第30話 ヤスケ
ノブより一回り以上大きいヤスケが毛を逆立てて威嚇し、今にも襲いかかろうとしている。だがノブも負けていない。後ろ脚に力を込め、ぐっと背中を落とし前傾姿勢でヤスケを睨みつける。
ヤスケが一気にノブに飛び掛かる。早い!!
ノブは体を躱しヤスケの背後に回り込もうとする。
ヤスケもすぐさま身体を回し、また対峙する。
ヤスケは、初撃が躱されたのが意外そうな顔でニヤリと笑う。
「小僧、早いな」
「ミー助たちと散々遊んだからな」
そう、あれは尻尾盗りの成果だ。ノブの動きを見て俺もランマも驚かないが、ブライは唖然とした表情をしている。
ヤスケが前足を上げてノブに殴りかかる。
ノブは回り込んで躱す。
ヤスケが前足を上げてノブに殴りかかる。
ノブは回り込んで躱す。
ヤスケが前足を上げてノブに殴りかかる。
ノブは回り込んで躱す。
ヤスケが前足を上げてノブに殴りかかる。
ノブは途中で動きを止め、逆に回り込んでヤスケの背後を取る。
よし、フェイントが効いた。
ノブはヤスケの尻に噛みつくが、すぐに距離を取る。
「へへへ、面白ぇことするな」
ヤスケは攻撃方法を変え、今度は二本足で立ち上がり前足を振り下ろす。回り込めないノブは、距離を開けて後退する。ヤスケは同じ攻撃を繰り返しながらノブの逃げ場を奪っていく。

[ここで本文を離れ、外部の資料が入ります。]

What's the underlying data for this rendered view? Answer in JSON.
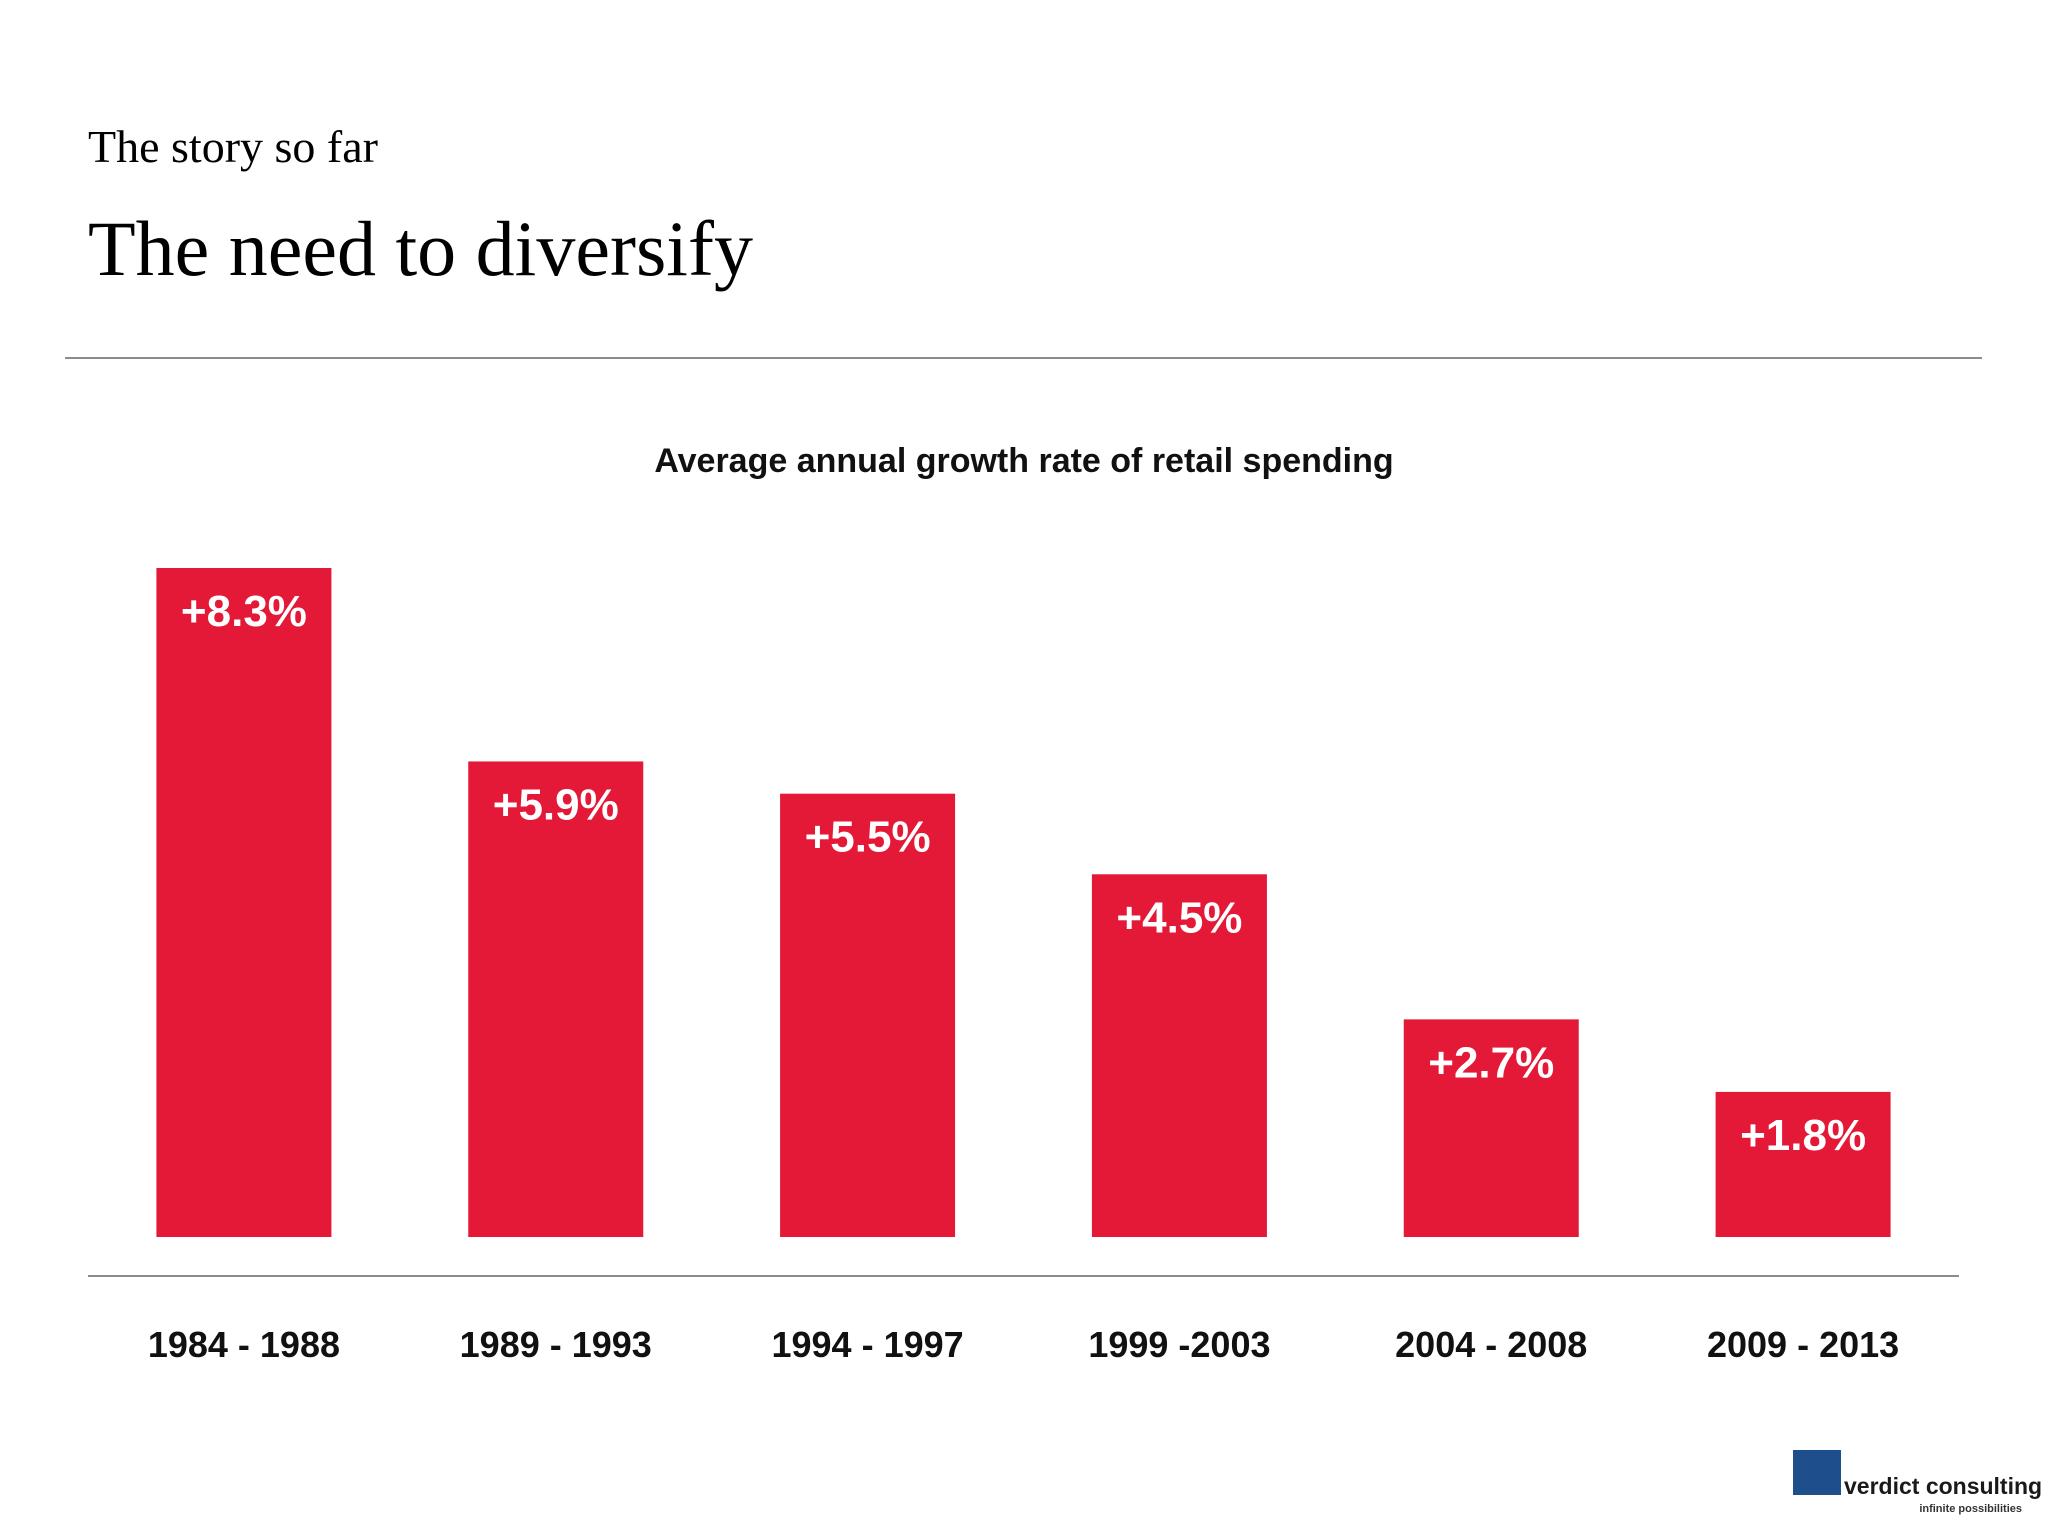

ノブの背後にスペースがなくなったのを見て、ヤスケのモーションが大きくなる。刹那、ノブは一気にヤスケとの距離を詰め、鼻の頭に爪を立てたパンチを見舞う。
だが、そんな攻撃ではダメージにならないヤスケは、カウンター気味にノブを殴りつける。ノブのほうが手数が多いが、体重差の分だけヤスケの攻撃のほうが強力だ。

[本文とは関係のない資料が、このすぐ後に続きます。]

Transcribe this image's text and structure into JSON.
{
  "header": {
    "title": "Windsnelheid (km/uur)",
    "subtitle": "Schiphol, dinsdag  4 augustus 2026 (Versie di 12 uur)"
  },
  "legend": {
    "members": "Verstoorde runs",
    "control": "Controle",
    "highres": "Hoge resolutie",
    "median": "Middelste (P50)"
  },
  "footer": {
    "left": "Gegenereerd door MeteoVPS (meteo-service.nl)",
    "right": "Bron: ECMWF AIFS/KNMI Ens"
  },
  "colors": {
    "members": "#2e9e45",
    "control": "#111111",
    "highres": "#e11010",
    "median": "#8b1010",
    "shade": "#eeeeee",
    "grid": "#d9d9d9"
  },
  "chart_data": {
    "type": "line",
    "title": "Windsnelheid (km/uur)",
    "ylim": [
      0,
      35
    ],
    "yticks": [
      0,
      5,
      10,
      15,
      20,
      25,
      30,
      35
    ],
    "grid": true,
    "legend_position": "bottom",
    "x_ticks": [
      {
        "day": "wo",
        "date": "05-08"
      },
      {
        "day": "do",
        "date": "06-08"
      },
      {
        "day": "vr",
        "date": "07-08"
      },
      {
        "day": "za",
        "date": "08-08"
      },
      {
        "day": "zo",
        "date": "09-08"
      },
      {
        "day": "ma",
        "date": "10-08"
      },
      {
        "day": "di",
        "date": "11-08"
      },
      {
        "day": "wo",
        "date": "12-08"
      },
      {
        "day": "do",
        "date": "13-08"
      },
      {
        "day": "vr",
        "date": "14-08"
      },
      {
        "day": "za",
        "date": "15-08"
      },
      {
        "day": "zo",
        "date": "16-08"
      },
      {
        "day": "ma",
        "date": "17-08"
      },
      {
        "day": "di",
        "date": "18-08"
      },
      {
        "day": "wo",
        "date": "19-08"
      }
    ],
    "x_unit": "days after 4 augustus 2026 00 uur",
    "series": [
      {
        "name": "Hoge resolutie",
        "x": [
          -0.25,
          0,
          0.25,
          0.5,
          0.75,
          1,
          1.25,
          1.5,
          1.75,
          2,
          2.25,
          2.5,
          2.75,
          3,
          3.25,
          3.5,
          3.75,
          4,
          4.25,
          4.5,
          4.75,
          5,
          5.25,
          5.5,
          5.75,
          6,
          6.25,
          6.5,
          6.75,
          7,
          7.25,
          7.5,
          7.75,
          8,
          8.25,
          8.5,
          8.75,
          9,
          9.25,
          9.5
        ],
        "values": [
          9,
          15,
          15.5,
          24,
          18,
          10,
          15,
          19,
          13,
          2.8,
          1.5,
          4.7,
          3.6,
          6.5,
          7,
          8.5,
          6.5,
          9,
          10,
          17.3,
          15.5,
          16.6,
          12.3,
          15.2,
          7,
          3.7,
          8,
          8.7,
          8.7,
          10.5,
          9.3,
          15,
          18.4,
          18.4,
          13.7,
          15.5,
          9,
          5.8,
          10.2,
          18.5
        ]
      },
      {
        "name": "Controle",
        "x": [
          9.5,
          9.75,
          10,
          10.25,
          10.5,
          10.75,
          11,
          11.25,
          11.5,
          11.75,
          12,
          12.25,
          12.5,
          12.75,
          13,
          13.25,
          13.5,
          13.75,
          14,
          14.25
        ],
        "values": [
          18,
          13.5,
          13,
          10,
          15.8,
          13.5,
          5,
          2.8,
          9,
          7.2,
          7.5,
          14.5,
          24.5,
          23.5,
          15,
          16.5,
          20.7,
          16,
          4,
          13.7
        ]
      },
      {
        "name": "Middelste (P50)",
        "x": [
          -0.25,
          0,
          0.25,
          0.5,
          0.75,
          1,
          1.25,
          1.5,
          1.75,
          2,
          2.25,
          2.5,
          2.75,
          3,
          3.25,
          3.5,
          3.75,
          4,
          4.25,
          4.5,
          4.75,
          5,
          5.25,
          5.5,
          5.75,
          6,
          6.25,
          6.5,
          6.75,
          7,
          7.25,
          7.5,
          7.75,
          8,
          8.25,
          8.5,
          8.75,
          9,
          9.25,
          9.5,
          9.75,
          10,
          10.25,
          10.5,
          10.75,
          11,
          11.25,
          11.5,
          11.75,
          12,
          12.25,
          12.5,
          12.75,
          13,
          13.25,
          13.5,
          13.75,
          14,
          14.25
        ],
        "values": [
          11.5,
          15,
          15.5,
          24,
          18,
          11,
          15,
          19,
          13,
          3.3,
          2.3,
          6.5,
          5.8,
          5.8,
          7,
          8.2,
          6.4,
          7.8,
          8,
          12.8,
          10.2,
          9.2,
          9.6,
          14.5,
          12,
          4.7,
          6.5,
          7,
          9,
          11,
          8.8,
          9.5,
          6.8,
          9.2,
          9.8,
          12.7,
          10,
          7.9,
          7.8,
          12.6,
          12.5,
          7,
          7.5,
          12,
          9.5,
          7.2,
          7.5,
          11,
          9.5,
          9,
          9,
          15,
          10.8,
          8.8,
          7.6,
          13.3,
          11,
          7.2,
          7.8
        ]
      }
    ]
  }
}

一進一退の攻防で神経と生命を削り続ける時間が続き、二匹とも疲弊を隠し切れない。
「小僧、お前、命を捨てる気か…」
「命を捨てる気なんてないさ。命は懸けるもんだ」
息が荒くなったヤスケが問い、まだ戦意を失っていないノブが答える。
「なんのために…」
「俺のため、仲間のため、この町の猫のためだ」
ノブの言葉の意味がわからないヤスケの動きが止まり隙ができるが、ノブは仕掛けたりしない。

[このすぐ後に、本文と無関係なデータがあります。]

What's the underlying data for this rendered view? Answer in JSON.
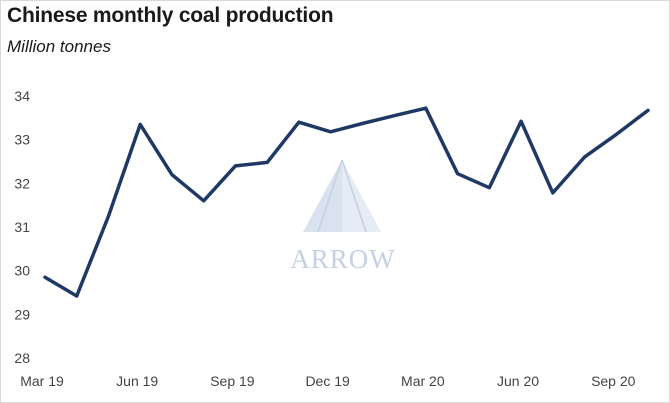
{
  "chart_data": {
    "type": "line",
    "title": "Chinese monthly coal production",
    "subtitle": "Million tonnes",
    "xlabel": "",
    "ylabel": "",
    "ylim": [
      28,
      34
    ],
    "yticks": [
      28,
      29,
      30,
      31,
      32,
      33,
      34
    ],
    "x": [
      "Mar 19",
      "Apr 19",
      "May 19",
      "Jun 19",
      "Jul 19",
      "Aug 19",
      "Sep 19",
      "Oct 19",
      "Nov 19",
      "Dec 19",
      "Jan 20",
      "Feb 20",
      "Mar 20",
      "Apr 20",
      "May 20",
      "Jun 20",
      "Jul 20",
      "Aug 20",
      "Sep 20",
      "Oct 20"
    ],
    "xtick_labels": [
      "Mar 19",
      "Jun 19",
      "Sep 19",
      "Dec 19",
      "Mar 20",
      "Jun 20",
      "Sep 20"
    ],
    "series": [
      {
        "values": [
          29.85,
          29.42,
          31.25,
          33.35,
          32.2,
          31.6,
          32.4,
          32.48,
          33.4,
          33.18,
          33.37,
          33.55,
          33.72,
          32.22,
          31.9,
          33.42,
          31.78,
          32.6,
          33.12,
          33.67
        ],
        "color": "#1f3864"
      }
    ],
    "grid": false,
    "legend": "none"
  },
  "watermark": {
    "text": "ARROW",
    "color": "#c5d0e2"
  }
}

「ヤスケ! ごちゃごちゃ言ってないで、早く始末しなさい!!」
「うるせぇな…」
見かねたブライがヒステリックに叫ぶが、見もしないでヤスケが吐き捨てる。
いい頃合いだ…
俺は両者の間に歩いて行き、ひと呼吸置かせた。
「ヤスケ、仮にノブが負けても俺とランマでお前を倒す。俺たちだってノブのために命を懸けることができるからな」
「どうしてそこまでできる?」
「俺たちは仲間だからさ」
「ミー助さん、俺たちは『トラ三兄弟』だよ!」
ランマの言う通り、俺たちは兄弟だったな。俺はブライを睨んで続けた。
「お前とつるんでいたヤツらは、今どれだけここに残っている?」
ブライは、今更ながら自分の置かれた状況を理解したようだ。
「俺たち猫は群れたりしない。義理も愛情もなく、暴力だけで従えてたヤツらは、こんな状況になれば逃げ出してしまうんだ」
ブライは無言のまま...その場に沈黙が漂う。
「ヤスケ、お前はブライのために戦っているわけじゃないだろ」
「ははははは!!! 当たり前だ。俺はそいつの手下でも仲間でもねぇよ。ただの喧嘩好きだ。好きな喧嘩ができて、飯が食えるからここにいるだけさ」
「じゃぁ、俺たちの仲間になれよ」
「仲間か…そっちのほうが面白そうだな。お前ら強ぇしよ」
ヤスケの言葉が、決着のつかない勝負に幕を下ろした。